Of course, I didn’t realize any of this at the time. But looking back, it’s so completely clear.
I simply slipped from one costume to another.
I’ve now dropped the archetype of cocktail-party-flitting fake wife for Blaine. And I’ve given up the role of coked-up party girl who will do anything for debauched good time.
Now—I decide to be the Temptress. What the Married Man had once called me, I essentially drape on as an identity because hey, I’m sober now—and I’m definitely never going to fuck another married guy again—so it’s okay, right?
Right?
Besides, playing a role protects me—from feeling any hurt I might feel if I was just being myself.
And so, without quite realizing what I am morphing into, I strut around the city and my job at the Post, playacting the jaded, conniving femme fatale. I use sobriety like a drug.
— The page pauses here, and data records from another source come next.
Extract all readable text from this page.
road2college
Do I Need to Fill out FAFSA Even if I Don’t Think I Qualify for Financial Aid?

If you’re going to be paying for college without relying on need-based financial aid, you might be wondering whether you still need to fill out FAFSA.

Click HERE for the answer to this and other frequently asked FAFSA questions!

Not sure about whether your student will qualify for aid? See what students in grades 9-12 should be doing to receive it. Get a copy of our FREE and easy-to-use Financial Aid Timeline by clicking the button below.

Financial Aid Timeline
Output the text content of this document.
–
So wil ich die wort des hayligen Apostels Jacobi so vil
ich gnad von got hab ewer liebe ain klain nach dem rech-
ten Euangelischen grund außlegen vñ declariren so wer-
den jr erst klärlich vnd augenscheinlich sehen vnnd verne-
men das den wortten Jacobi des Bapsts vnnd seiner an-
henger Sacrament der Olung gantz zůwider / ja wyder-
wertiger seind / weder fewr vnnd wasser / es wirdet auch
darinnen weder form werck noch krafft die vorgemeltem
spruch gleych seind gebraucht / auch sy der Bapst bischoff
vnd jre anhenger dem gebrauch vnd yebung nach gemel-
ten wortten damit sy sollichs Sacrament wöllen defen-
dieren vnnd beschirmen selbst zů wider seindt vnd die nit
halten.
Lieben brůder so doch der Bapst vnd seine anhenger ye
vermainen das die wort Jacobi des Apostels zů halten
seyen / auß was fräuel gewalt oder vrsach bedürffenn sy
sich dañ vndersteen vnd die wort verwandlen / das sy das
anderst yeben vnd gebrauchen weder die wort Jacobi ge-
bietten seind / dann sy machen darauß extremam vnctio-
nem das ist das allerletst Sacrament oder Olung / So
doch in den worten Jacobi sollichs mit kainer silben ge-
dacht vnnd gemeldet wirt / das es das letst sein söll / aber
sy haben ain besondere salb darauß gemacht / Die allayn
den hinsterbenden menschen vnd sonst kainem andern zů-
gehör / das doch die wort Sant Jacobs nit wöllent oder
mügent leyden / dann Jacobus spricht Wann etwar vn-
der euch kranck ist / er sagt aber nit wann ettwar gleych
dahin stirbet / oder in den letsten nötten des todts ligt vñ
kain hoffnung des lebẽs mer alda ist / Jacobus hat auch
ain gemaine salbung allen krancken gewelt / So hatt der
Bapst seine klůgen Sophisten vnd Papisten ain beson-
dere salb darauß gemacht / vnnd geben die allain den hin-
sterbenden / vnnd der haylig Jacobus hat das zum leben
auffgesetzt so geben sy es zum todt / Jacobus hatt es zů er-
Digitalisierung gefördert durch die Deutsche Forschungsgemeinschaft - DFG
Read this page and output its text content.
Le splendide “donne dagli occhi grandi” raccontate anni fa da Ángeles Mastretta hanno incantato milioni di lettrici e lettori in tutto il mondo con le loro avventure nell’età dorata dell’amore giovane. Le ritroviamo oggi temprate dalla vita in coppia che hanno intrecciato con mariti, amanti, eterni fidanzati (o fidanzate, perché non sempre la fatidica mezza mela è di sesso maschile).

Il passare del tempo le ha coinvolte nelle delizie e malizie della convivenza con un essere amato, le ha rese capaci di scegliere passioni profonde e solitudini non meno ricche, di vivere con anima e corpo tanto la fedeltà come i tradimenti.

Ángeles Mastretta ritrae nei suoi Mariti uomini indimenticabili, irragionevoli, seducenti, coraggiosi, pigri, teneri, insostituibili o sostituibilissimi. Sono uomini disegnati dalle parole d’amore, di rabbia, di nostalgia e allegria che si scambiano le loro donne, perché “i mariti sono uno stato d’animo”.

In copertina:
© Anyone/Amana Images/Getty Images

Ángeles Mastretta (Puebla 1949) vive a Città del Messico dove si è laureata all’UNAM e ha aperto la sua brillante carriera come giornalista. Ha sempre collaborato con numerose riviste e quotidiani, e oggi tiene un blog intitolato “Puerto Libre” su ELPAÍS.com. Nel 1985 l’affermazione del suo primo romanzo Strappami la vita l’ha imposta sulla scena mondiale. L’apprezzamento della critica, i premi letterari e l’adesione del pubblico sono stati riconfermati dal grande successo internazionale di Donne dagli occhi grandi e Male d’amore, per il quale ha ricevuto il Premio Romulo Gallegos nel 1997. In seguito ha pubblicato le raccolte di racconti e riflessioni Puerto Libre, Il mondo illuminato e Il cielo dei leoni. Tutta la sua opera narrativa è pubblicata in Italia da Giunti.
It gives me superpowers of cognition and hyperawareness, and I take these enhancements as video game–style “boosts” to sidle up not just to rich dudes anymore—but now to the rich and famous.
Which is how in 2010 I start dating three men in media and celebrity who are all strangely interconnected—Aaron Sorkin, Keith Olbermann, and Lloyd Grove.
While the old nihilistic me would hash out the entirety of this gossip (and I could fill several books), I now realize that’s the same person who didn’t think she was worth anything on her own. This is perhaps the biggest realization I’ve had in writing all of this.
You don’t need to “attach” yourself to anyone. You just need to make yourself someone who you can stand to be with—alone.